2nd Connecticut mortgage coupled with the feature of refinancing has been termed as a significant option for those individuals or home-owners who are either interested in paying off their mortgages apart from including the Connecticut home equity lines of credit or by making a sound inclusion of home equity lines of credit . This means that you can easily refinance your Connecticut 2nd mortgage in case your credit history is not so perfect but falls in the satisfactory zone.
It has also been recognized that Connecticut 2nd mortgages have been emerged as a brilliant option in case you need an additional credit for paying bills or to cover up the re-modeling requirements. You are also allowed to refinance the Connecticut 2nd mortgage in the event when the rate of interest on the 2nd mortgage considerably exceeds the current rate of interests usually offered by the majority of lenders. In fact there are a lot of lenders who are ready to offer you with a no-obligation quote, in case you are highly interested in refinancing the Connecticut 2nd mortgage.
You can also acquire no-obligation quotes from many different lenders by simply submitting an application. This feature basically aids a lot in considerably making a sound reduction on the inquiries put forward on your credit report history. In most cases, it has been viewed that an individual is allowed to submit his application for getting the quotes, without specifying any sort of initial inquiry put forward on his credit history in the past.
Refinancing the Connecticut 2nd mortgage has also been recognized as a straightforward and a quick process. It also allows you to get multiple no-obligation quotes from different lenders. Besides this the Connecticut 2nd mortgage also guarantees you that you are getting the lowest rate and that too at the best terms and conditions. These reduced interest rates go a long way in saving the credit that you are required to pay every single month.
Another crucial thing that an individual is required to know is the complete information on the different rate options. It is always recommended to do an in-depth survey of the market before opting for a specific refinancing Connecticut 2nd mortgage option.

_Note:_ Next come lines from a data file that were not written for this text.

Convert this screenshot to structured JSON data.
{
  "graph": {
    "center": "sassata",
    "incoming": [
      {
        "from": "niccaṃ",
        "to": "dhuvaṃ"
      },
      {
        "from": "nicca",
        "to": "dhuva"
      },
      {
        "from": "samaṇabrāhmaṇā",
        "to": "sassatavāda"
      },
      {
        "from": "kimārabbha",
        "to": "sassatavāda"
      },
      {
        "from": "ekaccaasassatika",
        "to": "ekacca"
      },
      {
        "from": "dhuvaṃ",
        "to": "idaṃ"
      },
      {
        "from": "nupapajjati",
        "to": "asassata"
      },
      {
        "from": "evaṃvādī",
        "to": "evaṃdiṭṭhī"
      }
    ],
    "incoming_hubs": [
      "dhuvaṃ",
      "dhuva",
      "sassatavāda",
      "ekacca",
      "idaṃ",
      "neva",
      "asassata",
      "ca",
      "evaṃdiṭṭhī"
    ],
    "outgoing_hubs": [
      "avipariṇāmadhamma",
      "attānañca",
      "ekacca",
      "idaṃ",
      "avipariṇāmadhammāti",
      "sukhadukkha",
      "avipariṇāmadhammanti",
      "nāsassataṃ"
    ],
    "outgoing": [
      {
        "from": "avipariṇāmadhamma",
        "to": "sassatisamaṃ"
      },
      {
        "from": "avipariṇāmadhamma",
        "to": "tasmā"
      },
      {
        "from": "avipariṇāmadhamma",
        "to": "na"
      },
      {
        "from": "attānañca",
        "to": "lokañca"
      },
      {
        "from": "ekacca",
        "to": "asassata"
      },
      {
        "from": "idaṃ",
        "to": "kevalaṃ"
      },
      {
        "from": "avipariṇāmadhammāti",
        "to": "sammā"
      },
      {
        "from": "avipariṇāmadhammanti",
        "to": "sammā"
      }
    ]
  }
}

In short, we can say that this is all that you should know about the 2nd Connecticut mortgages. For more information on them, you can visit the websites listed below, or contact a real estate professional who can tell you what you need.
Bela K. is a writer and contributor to sites including, http://connecticutrealestateadvice.com, and http://cthomesforsale.org
Sunday, August 22nd, 2010 at 11:25 am and is filed under realestate. You can follow any responses to this entry through the RSS 2.0 feed. You can leave a response, or trackback from your own site.